A challenge to understanding Late Quaternary glaciation history is the mechanism(s) responsible for the asymmetry in an individual glaciation cycle between the slow pace of glaciation and the more rapid pace of deglaciation (e.g., Broecker and Van Donk, 1970). It is increasingly clear that a major contributor to the rate of global deglaciation is the instability of marine terminating ice streams. Recent analyses by Velay-Vitow et al. (2020) suggest that these instabilities were often triggered by ocean tides of anomalously high amplitude. Examples include the Hudson Strait Ice Stream responsible for Heinrich Event 1 (H1) and the Amundsen Gulf Ice Stream.
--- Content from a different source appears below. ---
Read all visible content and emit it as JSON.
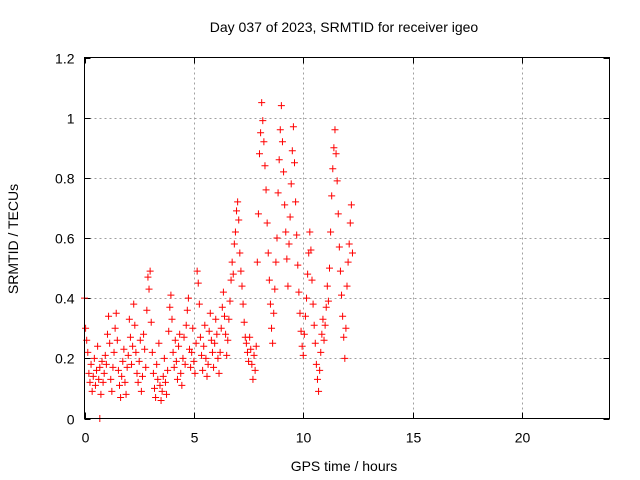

Here, we analyse the instability of the Laurentian Channel and St Lawrence River Channel ice stream system. Our analysis begins with the recognition of highly significant misfits of up to 60 m at ~9,000 calendar years ago between deglacial relative sea-level histories inferred by Vacchi et al. (2018) at sites along the St Lawrence River Channel and those predicted by the ICE-6G_C (VM5a) and ICE-7G_NA (VM7) models of the Glacial Isostatic Adjustment process. We suggest that these disagreements between models and data may be due to the St Lawrence River Channel ice stream becoming unstable during the deglaciation of the Laurentide Ice Sheet (LIS) due to the hypothesized tidal mechanism for ice stream destabilization. We investigate a sequence of scenarios designed to provide a best estimate of the timing of this event. Since this ice stream penetrated deeply into the interior of the LIS and was connected to the Laurentian Channel ice stream, the instability of the latter was required in order for destabilization of the St Lawrence River channel ice stream to be possible. We explore the consistency of the implied sequence of events with the observational constraints.